A merger between firms does not just mean that clients are getting thrown out. Litt calls Katrina to his office. She knows right away what it's about. There are too many associates.
"You need the one person who worked at both firms to cull the herd." Seizing the responsibility with the determination of a cowgirl carving up a chuck roast, Katrina swiftly returns to Litt with a list. He is astonished at her speed.

"P.A.T.T.I.E did it for me." The Personal Assessment Tallying and Totaling Individual Efficiency guarantees a completely objective layoff process. Katrina takes it one step further, courageously putting herself forward to inform those being fired.
"As Ned Stark would say, 'he who passes the sentence should swing the sword'..." With her long term goal to be a senior partner, this new merger presents yet another chance for Katrina to be pushed aside, or to provide her with new opportunities to show her worth. Katrina does not show Litt the list but takes it to Donna to give her a heads up about exit interviews.
Turns out there was a secondary reason Katrina didn't show him the list. Donna notices right away that Litt's favorite associate Brian (viewers may recall an exceptionally precious moment when Litt held Brian's baby) is at the top. Litt's spider senses clearly alerted him to the danger. He appears in Donna's office at that moment. Herd references be damned, Brian will not be put out to pasture.
"I'm telling you to find a way to keep him."


Off the Leash

Harvey leaves his meeting with Robert and goes to see Donna. She immediately warns him to not try to one-up Zane by going after his client instead of Specter's. Harvey is perplexed that she already knows what happened in their conversation, until he realizes something.
"You bugged the meeting."
"Bugged is such a distasteful word." Donna adds that she's been listening in since he was an associate and isn't about to stop now. Her warnings that by Harvey breaking the terms of the contest "In the end, you're just going to prove he's better suited to be in your office than you" go unheeded. Harvey recruits Alex to handle this mission.

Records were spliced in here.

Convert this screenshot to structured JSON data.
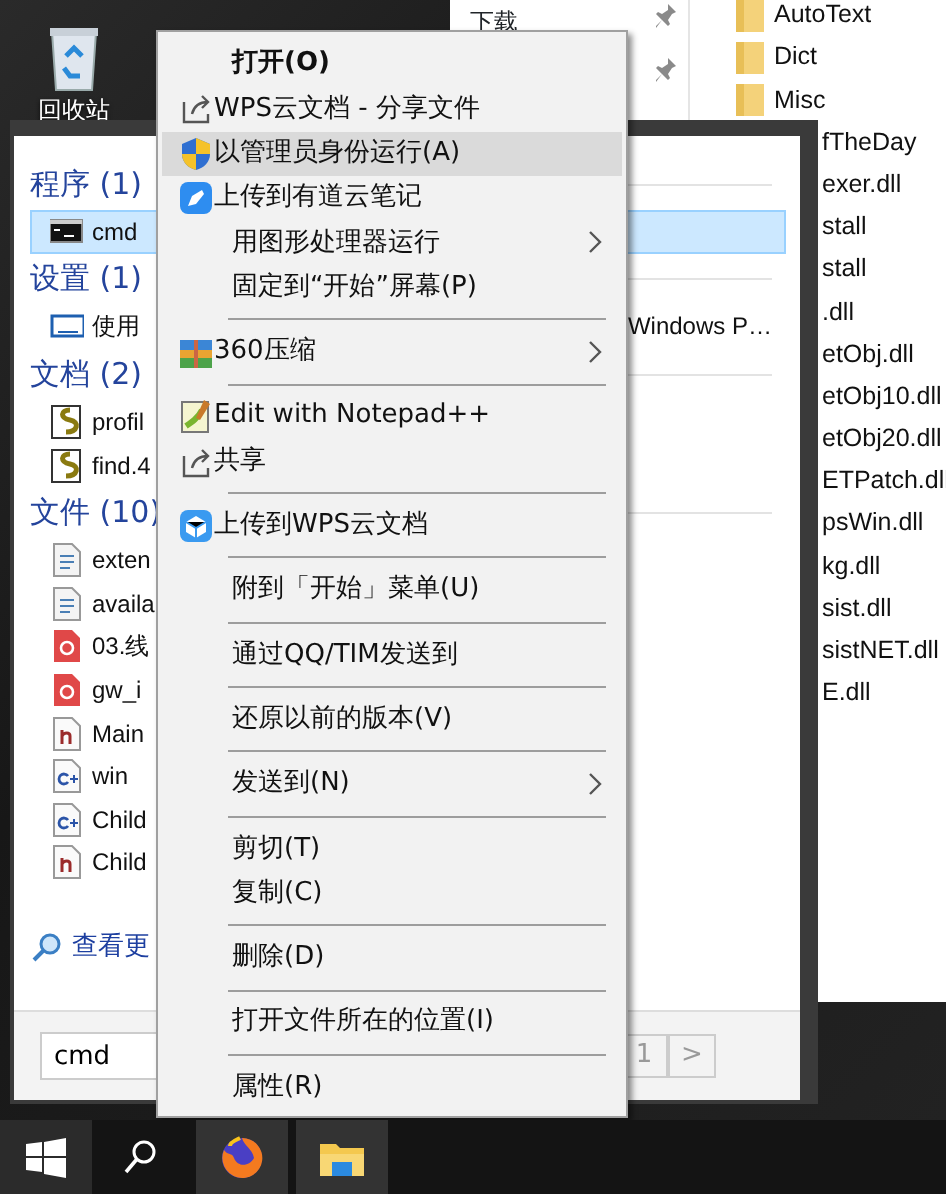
{
  "desktop": {
    "icons": [
      {
        "label": "回收站"
      }
    ]
  },
  "explorer": {
    "nav_items": [
      {
        "label": "下载"
      }
    ],
    "files": [
      {
        "name": "AutoText",
        "kind": "folder"
      },
      {
        "name": "Dict",
        "kind": "folder"
      },
      {
        "name": "Misc",
        "kind": "folder"
      },
      {
        "name": "fTheDay",
        "kind": "file"
      },
      {
        "name": "exer.dll",
        "kind": "file"
      },
      {
        "name": "stall",
        "kind": "file"
      },
      {
        "name": "stall",
        "kind": "file"
      },
      {
        "name": ".dll",
        "kind": "file"
      },
      {
        "name": "etObj.dll",
        "kind": "file"
      },
      {
        "name": "etObj10.dll",
        "kind": "file"
      },
      {
        "name": "etObj20.dll",
        "kind": "file"
      },
      {
        "name": "ETPatch.dll",
        "kind": "file"
      },
      {
        "name": "psWin.dll",
        "kind": "file"
      },
      {
        "name": "kg.dll",
        "kind": "file"
      },
      {
        "name": "sist.dll",
        "kind": "file"
      },
      {
        "name": "sistNET.dll",
        "kind": "file"
      },
      {
        "name": "E.dll",
        "kind": "file"
      }
    ]
  },
  "search": {
    "groups": [
      {
        "heading": "程序 (1)",
        "items": [
          {
            "name": "cmd",
            "kind": "console",
            "selected": true
          }
        ]
      },
      {
        "heading": "设置 (1)",
        "items": [
          {
            "name": "使用",
            "detail": "Windows P…",
            "kind": "monitor",
            "selected": false
          }
        ]
      },
      {
        "heading": "文档 (2)",
        "items": [
          {
            "name": "profil",
            "kind": "script",
            "selected": false
          },
          {
            "name": "find.4",
            "kind": "script",
            "selected": false
          }
        ]
      },
      {
        "heading": "文件 (10)",
        "items": [
          {
            "name": "exten",
            "kind": "config",
            "selected": false
          },
          {
            "name": "availa",
            "kind": "config",
            "selected": false
          },
          {
            "name": "03.线",
            "kind": "pdf",
            "selected": false
          },
          {
            "name": "gw_i",
            "kind": "pdf",
            "selected": false
          },
          {
            "name": "Main",
            "kind": "header",
            "selected": false
          },
          {
            "name": "win",
            "kind": "cpp",
            "selected": false
          },
          {
            "name": "Child",
            "kind": "cpp",
            "selected": false
          },
          {
            "name": "Child",
            "kind": "header",
            "selected": false
          }
        ]
      }
    ],
    "more_link": "查看更",
    "query": "cmd",
    "pager": [
      "1",
      ">"
    ]
  },
  "context_menu": [
    {
      "kind": "plain",
      "label": "打开(O)",
      "default": true,
      "selected": false,
      "submenu": false
    },
    {
      "kind": "share",
      "label": "WPS云文档 - 分享文件",
      "default": false,
      "selected": false,
      "submenu": false
    },
    {
      "kind": "shield",
      "label": "以管理员身份运行(A)",
      "default": false,
      "selected": true,
      "submenu": false
    },
    {
      "kind": "note",
      "label": "上传到有道云笔记",
      "default": false,
      "selected": false,
      "submenu": false
    },
    {
      "kind": "plain",
      "label": "用图形处理器运行",
      "default": false,
      "selected": false,
      "submenu": true
    },
    {
      "kind": "plain",
      "label": "固定到“开始”屏幕(P)",
      "default": false,
      "selected": false,
      "submenu": false
    },
    {
      "kind": "separator"
    },
    {
      "kind": "archive",
      "label": "360压缩",
      "default": false,
      "selected": false,
      "submenu": true
    },
    {
      "kind": "separator"
    },
    {
      "kind": "notepad",
      "label": "Edit with Notepad++",
      "default": false,
      "selected": false,
      "submenu": false
    },
    {
      "kind": "share",
      "label": "共享",
      "default": false,
      "selected": false,
      "submenu": false
    },
    {
      "kind": "separator"
    },
    {
      "kind": "cube",
      "label": "上传到WPS云文档",
      "default": false,
      "selected": false,
      "submenu": false
    },
    {
      "kind": "separator"
    },
    {
      "kind": "plain",
      "label": "附到「开始」菜单(U)",
      "default": false,
      "selected": false,
      "submenu": false
    },
    {
      "kind": "separator"
    },
    {
      "kind": "plain",
      "label": "通过QQ/TIM发送到",
      "default": false,
      "selected": false,
      "submenu": false
    },
    {
      "kind": "separator"
    },
    {
      "kind": "plain",
      "label": "还原以前的版本(V)",
      "default": false,
      "selected": false,
      "submenu": false
    },
    {
      "kind": "separator"
    },
    {
      "kind": "plain",
      "label": "发送到(N)",
      "default": false,
      "selected": false,
      "submenu": true
    },
    {
      "kind": "separator"
    },
    {
      "kind": "plain",
      "label": "剪切(T)",
      "default": false,
      "selected": false,
      "submenu": false
    },
    {
      "kind": "plain",
      "label": "复制(C)",
      "default": false,
      "selected": false,
      "submenu": false
    },
    {
      "kind": "separator"
    },
    {
      "kind": "plain",
      "label": "删除(D)",
      "default": false,
      "selected": false,
      "submenu": false
    },
    {
      "kind": "separator"
    },
    {
      "kind": "plain",
      "label": "打开文件所在的位置(I)",
      "default": false,
      "selected": false,
      "submenu": false
    },
    {
      "kind": "separator"
    },
    {
      "kind": "plain",
      "label": "属性(R)",
      "default": false,
      "selected": false,
      "submenu": false
    }
  ]
}
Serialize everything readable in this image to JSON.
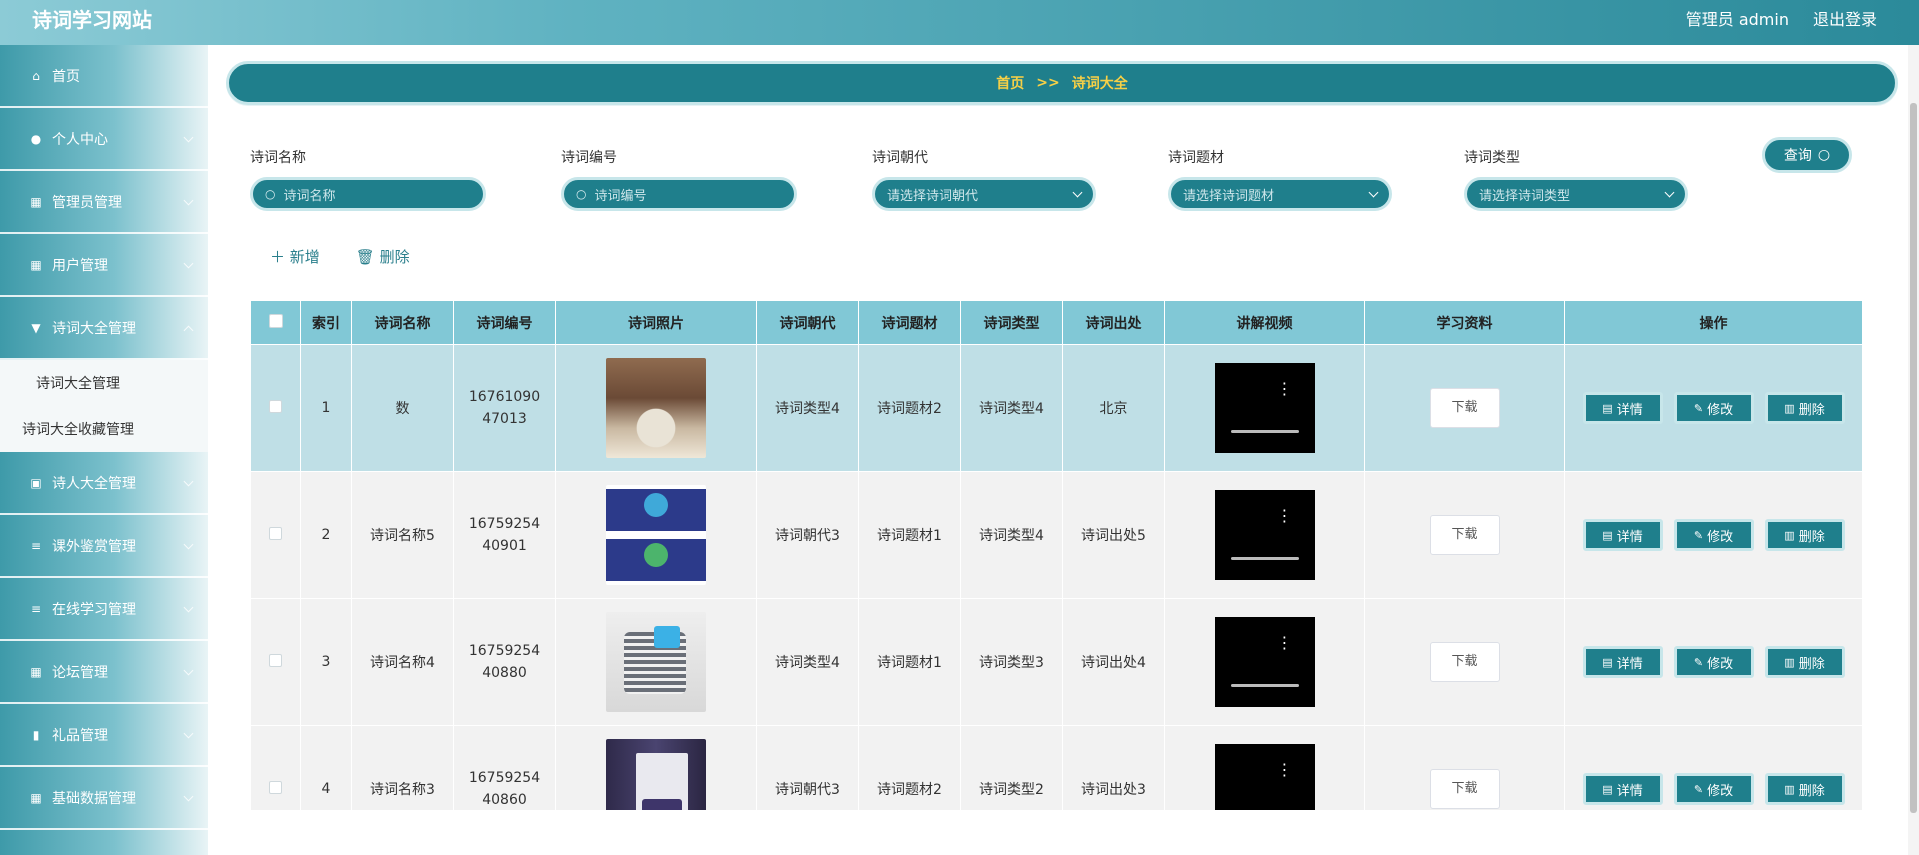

The news about the Zane-Specter Litt merger was not welcome for Alex. He reminded Harvey earlier that "You told me my name would go up next." Harvey gives him his word that he'll get the promotion next time. Now, he tells Alex the way to guarantee Harvey is able to keep his word is to ensure that Robert doesn't win this contest. And Robert will be deploying his own asset, his "right-hand man". Will this person be a problem, Alex wants to know.
"Your job isn't to ask who he is. It's to kick his ass."

Meanwhile, Robert visits his right-hand, the capable Samantha Wheeler, who is literally burning ass and taking no prisoners in the boxing ring. She shrugs off his inquiries about her being a no-show at the new offices. "I knew you'd come when you needed me." Sassy and arrogant and somewhat familiar. He sends Samantha after Harvey's client, being sure to point out how important this is.
"Have I ever let you down?", Samantha beams.
"You've never lost, but you've let me down a time or two." She puts on her game face, promising him she'll get the job done.
"I give you my word this will not be one of those times."

Shark Tank


"And then there were just peas everywhere....," Brian shares tales of fatherhood with Katrina, who took him out to lunch. She looks at him with a face stretched taut with frustrated horror. Seizing the wheel, Katrina steers the conversation back on topic.
"Do you think having a baby has made you more productive in the workplace?"
Brian chuckles.
"Are you kidding me?"
Then he sees she's serious. He sits up straight, ever so slightly panicked.
"Am I being fired?"
Katrina graciously lets him know he's not fired....yet. He is angry, calling her out on sitting there looking at pictures of his baby boy while looking for reasons to fire him.
"Maybe they're right. Maybe you are a robot."
"How dare you say that to me?" After telling him she was trying to find a reason not to fire him, Katrina storms out.

When Litt learns what Katrina did, hell hath nothing on his fury. "What the fuck is your problem?" Katrina protests, "I tried not to fire him. I took him to lunch--" Litt cuts her off, demanding answers. Insisting the metrics couldn't be rejiggered in Brian's favor, Katrina refuses to do what Litt wants.
"What kind of message does that send to the associates who work 100 hours a week, who eat dinner here every night, who don't have time to go on a date let alone have a baby!!!!?" Litt's own face has never been redder with anger.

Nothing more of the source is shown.